11-27-2009 04:24 AM - edited 03-11-2019 09:43 AM
Hey,
I have a remote location ASA5505 which is connected through an IPVPN/MPLS backbone to an ASA5520. Behind the 5520 lies the DHCP server.
When I debug and use capture I can see the unicast packets from the DHCP relay agent on the 5505 all the way through the 5520 and exiting out the interface towards the DHCP server.
ASA5505
inside: 192.168.113.0/24
outside: 192.168.254.28/30 (with .30 as the ip on the interface)
Config on the 5520 is irrelevant, but there are no rules blocking the traffic.
The packet towards the server looks like this.
192.168.254.30(67) -> 192.168.100.13(67)
The return packet looks like this:
192.168.100.13(67) -> 192.168.113.1(67)
AFAIK the return packet should go to 192.168.254.30 which is the source. I can imagine the dhcprelay agent on the 5505 is becoming confused when the reply is sent to a different address.
Any ideas?
11-29-2009 09:15 AM
Kent,
I believe what you are seeing is expected.
client ----(192.168.113.1/IN)ASA(OUT/192.168.254.30)-----Server 192.168.100.13
I just looked at an old capture that I had.
Offer comes from the server with the server's IP as the source and the destination IP of the relay agent's IP which was inside the previous discover packet.
This offer gets sent to the client with the source IP of the relay agent IP.
The following you observed is correct. I am assuming that is the capture taken on the outside interface on the FW.
The packet towards the server looks like this.
192.168.254.30(67) -> 192.168.100.13(67)
The return packet looks like this:
192.168.100.13(67) -> 192.168.113.1(67)
Collect simultaneous captures on the ASA on both the inside and outside interface and observe the relay agent IP on the discover packet egressing the outside interface. The offer will be destined to the relay agent's IP seen in the discover packet.
You can see sample captures here:
http://wiki.wireshark.org/SampleCaptures?action=AttachFile&do=view&target=dhcp.pcap
-KS
11-30-2009 12:10 AM
I have looked at your pcap. I don't see how I would make it work still.

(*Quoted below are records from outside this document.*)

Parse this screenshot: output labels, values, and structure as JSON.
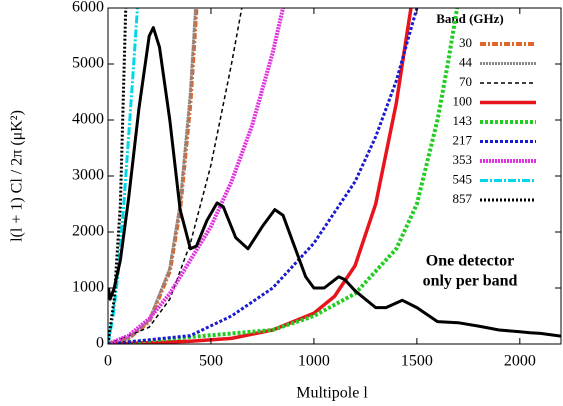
{
  "chart_data": {
    "type": "line",
    "xlabel": "Multipole l",
    "ylabel": "l(l + 1) Cl / 2π   (μK²)",
    "legend_title": "Band (GHz)",
    "annotation": [
      "One detector",
      "only per band"
    ],
    "legend": "upper right",
    "xlim": [
      0,
      2200
    ],
    "xticks": [
      0,
      500,
      1000,
      1500,
      2000
    ],
    "ylim": [
      0,
      6000
    ],
    "yticks": [
      0,
      1000,
      2000,
      3000,
      4000,
      5000,
      6000
    ],
    "cmb": {
      "color": "#000000",
      "x": [
        2,
        10,
        30,
        60,
        100,
        150,
        200,
        220,
        250,
        300,
        350,
        400,
        430,
        480,
        530,
        560,
        620,
        680,
        750,
        810,
        850,
        900,
        960,
        1000,
        1050,
        1120,
        1150,
        1200,
        1300,
        1350,
        1430,
        1500,
        1600,
        1700,
        1800,
        1900,
        2000,
        2050,
        2100,
        2200
      ],
      "values": [
        1000,
        800,
        1000,
        1500,
        2600,
        4200,
        5500,
        5650,
        5300,
        4000,
        2400,
        1700,
        1750,
        2200,
        2520,
        2450,
        1900,
        1700,
        2100,
        2400,
        2300,
        1800,
        1200,
        1000,
        1000,
        1200,
        1150,
        950,
        650,
        650,
        780,
        650,
        400,
        380,
        320,
        250,
        220,
        200,
        190,
        140
      ]
    },
    "series": [
      {
        "name": "30",
        "color": "#e0662a",
        "width": 4,
        "dash": "6 2 2 2",
        "x": [
          0,
          100,
          200,
          300,
          350,
          400,
          430,
          450
        ],
        "values": [
          0,
          100,
          400,
          1300,
          2400,
          4300,
          6000,
          7500
        ]
      },
      {
        "name": "44",
        "color": "#888888",
        "width": 3,
        "dash": "2 1",
        "x": [
          0,
          100,
          200,
          300,
          350,
          400,
          425,
          450
        ],
        "values": [
          0,
          100,
          420,
          1350,
          2500,
          4500,
          6000,
          7600
        ]
      },
      {
        "name": "70",
        "color": "#000000",
        "width": 1.5,
        "dash": "4 3",
        "x": [
          0,
          200,
          300,
          400,
          500,
          600,
          650
        ],
        "values": [
          0,
          300,
          800,
          1800,
          3200,
          5000,
          6000
        ]
      },
      {
        "name": "100",
        "color": "#e8141c",
        "width": 3.5,
        "dash": "",
        "x": [
          0,
          400,
          600,
          800,
          1000,
          1100,
          1200,
          1300,
          1400,
          1450,
          1480
        ],
        "values": [
          0,
          50,
          100,
          250,
          550,
          850,
          1400,
          2500,
          4300,
          5500,
          6200
        ]
      },
      {
        "name": "143",
        "color": "#22cc22",
        "width": 4,
        "dash": "3 2",
        "x": [
          0,
          800,
          1000,
          1200,
          1400,
          1500,
          1600,
          1650,
          1700
        ],
        "values": [
          0,
          250,
          500,
          900,
          1700,
          2500,
          4000,
          5000,
          6100
        ]
      },
      {
        "name": "217",
        "color": "#1a1ad0",
        "width": 3,
        "dash": "3 2",
        "x": [
          0,
          400,
          600,
          800,
          1000,
          1200,
          1300,
          1400,
          1500
        ],
        "values": [
          0,
          150,
          500,
          1000,
          1800,
          2900,
          3700,
          4700,
          6000
        ]
      },
      {
        "name": "353",
        "color": "#e030e0",
        "width": 4,
        "dash": "2 1",
        "x": [
          0,
          100,
          200,
          300,
          400,
          500,
          600,
          700,
          800,
          850
        ],
        "values": [
          0,
          150,
          450,
          900,
          1500,
          2100,
          2900,
          3900,
          5200,
          6000
        ]
      },
      {
        "name": "545",
        "color": "#00d8e8",
        "width": 3,
        "dash": "8 2 2 2",
        "x": [
          0,
          25,
          50,
          75,
          100,
          125,
          150
        ],
        "values": [
          0,
          500,
          1300,
          2400,
          3700,
          5000,
          6400
        ]
      },
      {
        "name": "857",
        "color": "#000000",
        "width": 3,
        "dash": "2 2",
        "x": [
          0,
          30,
          60,
          90
        ],
        "values": [
          0,
          800,
          2500,
          6500
        ]
      }
    ]
  }
}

I have investigated it so far that I can see the packets disappearing on the FW when the packets return from the server. I would see this being normal if this was TCP because there is no session/connection that matches it. But this is UDP, why would the FW drop it on the return?
11-30-2009 06:30 AM
Kent,
I'd suggest to look at the following:
1. logs
2. captures - both ingress and egress
3. sh asp drop (after issuing "clear asp drop"
4. you can also collect asp drop captures "cap capdrop type asp-drop all" then issue sh cap capasp" to see if the IP address of interest in in there.
5. debug dhcp event/packet/error and see what might be causing these packets reach the client.